The Adventure of Writing a Book, Part 33

Growing Up Poor Can Help Your Writing

I grew up on a chicken farm five miles out of town at the end of dirt road in Cecil County, Maryland.  I was an only child. My parents were Finnish immigrants who had come to this country during the Great Depression.

We didn’t have much materially.  We had a cow, drank the milk and churned our own butter (I helped).  We had a big vegetable garden and fruit trees.  We ate out own fruits and vegetables and canned the extras for the winter months.  We had an outhouse until I was 12 years old and my father put an addition onto our tiny home with a real tub and shower.

Our friends were mostly from Scandinavia and we lived similar lives.  There was no TV when I cam home from school, there was work to be done, grading and packing eggs, cutting the grass with a push mower, painting chicken coops and outbuildings, picking apples, pulling weeds.

On Saturdays, I cleaned the house because my mother was too busy with farm chores, and it had better be done right!

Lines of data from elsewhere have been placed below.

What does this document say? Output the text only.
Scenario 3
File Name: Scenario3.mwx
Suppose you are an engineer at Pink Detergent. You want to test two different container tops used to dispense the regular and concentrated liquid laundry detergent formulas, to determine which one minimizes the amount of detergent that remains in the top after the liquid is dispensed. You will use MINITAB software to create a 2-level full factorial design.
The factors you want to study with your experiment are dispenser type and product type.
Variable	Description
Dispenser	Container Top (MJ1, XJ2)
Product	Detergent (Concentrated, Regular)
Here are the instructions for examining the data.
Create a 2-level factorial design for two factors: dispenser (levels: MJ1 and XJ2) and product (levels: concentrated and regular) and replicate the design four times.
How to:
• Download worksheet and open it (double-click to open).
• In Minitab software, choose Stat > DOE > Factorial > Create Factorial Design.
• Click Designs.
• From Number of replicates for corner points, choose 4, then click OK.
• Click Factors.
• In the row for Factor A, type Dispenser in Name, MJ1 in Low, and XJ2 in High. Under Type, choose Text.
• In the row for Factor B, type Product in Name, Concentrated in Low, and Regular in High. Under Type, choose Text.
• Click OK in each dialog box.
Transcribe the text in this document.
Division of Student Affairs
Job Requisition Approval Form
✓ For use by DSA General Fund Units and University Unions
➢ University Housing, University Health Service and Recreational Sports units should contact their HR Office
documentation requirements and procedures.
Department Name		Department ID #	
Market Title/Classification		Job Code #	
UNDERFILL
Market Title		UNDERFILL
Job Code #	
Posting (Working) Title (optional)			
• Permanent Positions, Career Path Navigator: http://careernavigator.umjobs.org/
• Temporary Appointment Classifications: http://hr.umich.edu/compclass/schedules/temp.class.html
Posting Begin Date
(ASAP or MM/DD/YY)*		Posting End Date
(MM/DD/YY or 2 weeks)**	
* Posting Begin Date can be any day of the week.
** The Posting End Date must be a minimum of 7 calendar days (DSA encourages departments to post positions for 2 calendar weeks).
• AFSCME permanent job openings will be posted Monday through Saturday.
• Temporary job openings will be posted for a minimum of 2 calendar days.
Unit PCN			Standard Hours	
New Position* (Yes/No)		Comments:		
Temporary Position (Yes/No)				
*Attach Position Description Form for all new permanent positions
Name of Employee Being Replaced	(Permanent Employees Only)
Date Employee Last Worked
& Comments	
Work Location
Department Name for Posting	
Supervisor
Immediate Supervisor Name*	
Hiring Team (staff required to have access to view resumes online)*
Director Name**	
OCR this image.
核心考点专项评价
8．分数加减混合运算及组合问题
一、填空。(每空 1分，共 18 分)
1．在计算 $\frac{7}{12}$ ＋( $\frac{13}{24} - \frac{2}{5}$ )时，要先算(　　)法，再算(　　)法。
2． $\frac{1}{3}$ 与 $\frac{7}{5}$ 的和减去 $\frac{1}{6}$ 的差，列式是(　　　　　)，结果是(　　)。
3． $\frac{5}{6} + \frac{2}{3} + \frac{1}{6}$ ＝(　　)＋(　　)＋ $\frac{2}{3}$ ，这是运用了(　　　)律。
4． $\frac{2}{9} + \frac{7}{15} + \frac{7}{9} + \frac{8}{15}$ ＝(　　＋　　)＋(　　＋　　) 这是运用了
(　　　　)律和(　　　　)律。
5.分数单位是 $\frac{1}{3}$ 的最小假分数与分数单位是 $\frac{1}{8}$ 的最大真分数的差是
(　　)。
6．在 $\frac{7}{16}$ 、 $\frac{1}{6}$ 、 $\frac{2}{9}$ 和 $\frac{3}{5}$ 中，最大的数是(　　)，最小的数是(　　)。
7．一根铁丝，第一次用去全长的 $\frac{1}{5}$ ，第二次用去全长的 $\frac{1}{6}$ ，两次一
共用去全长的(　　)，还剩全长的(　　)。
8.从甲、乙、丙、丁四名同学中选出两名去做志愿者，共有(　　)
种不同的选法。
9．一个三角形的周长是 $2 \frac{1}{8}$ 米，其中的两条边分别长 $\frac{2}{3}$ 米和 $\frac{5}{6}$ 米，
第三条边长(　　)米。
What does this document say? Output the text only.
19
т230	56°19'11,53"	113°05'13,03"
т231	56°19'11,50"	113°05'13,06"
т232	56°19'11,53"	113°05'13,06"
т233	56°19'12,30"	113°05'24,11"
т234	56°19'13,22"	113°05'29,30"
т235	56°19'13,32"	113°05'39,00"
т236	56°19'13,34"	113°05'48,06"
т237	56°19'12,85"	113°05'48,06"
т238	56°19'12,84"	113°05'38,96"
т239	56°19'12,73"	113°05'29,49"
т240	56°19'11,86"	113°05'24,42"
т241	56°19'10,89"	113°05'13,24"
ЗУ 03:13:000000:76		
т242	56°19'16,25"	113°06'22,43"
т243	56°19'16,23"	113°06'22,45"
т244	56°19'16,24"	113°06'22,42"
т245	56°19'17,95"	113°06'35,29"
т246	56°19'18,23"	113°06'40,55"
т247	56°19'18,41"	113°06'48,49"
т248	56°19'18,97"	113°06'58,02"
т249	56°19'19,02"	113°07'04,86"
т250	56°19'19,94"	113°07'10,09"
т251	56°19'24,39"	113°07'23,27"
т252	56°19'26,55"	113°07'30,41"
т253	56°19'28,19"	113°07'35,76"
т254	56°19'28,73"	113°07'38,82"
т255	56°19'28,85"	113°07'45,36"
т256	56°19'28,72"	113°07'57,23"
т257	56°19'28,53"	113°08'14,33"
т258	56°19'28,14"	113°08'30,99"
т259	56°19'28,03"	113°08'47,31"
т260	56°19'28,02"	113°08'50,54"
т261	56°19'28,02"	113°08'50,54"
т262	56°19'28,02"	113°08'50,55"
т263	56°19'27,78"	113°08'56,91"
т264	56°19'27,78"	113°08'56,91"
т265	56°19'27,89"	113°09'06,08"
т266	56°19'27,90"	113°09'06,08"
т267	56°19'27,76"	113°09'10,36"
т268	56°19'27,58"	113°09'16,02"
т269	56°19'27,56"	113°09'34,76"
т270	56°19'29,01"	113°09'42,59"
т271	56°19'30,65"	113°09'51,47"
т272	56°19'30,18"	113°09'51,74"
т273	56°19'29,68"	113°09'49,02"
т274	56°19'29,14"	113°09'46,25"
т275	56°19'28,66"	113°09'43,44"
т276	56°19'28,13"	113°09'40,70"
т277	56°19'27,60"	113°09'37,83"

Our friends lived similar lives.  They were mostly Scandinavian immigrants:  Swedes, Finns, Danes.  For amusement, my friends and I hiked in the woods, fished in the creeks, and swam in the Chesapeake Bay.

The adults had dinners at each other’s houses, simple food, homemade and delicious.  There were periodic Finnish Dances where an accordion player played waltzes and polkas and various folk dances. I watched my parents dance and laugh among the other couples swirling around.

Today, my humbles beginnings don’t seem humble anymore and they gave me a great understanding of different people.  You don’t have to live in big house to be happy.  You don’t need country club memberships, fancy cars and designer clothing.

Today, I write about many different people in my magazine articles and books.  I have empathy because of my upbringing.  I understand what it’s like to be poor and to count every penny.  I understand immigrants and language barriers, and the worth of hard work because you’re your own bottom line.

I know what it’s like to be teased because your parents have an accent and you wear hand-made dresses and have only one pair of shoes.

My advice?  Use your past experiences to flavor your writing.  And, enjoy the ride.  To this day, I get a thrill whenever I push the lever and hear the toilet flush!

The picture is be at the age of 15 with chicken coops in the background.  Love it!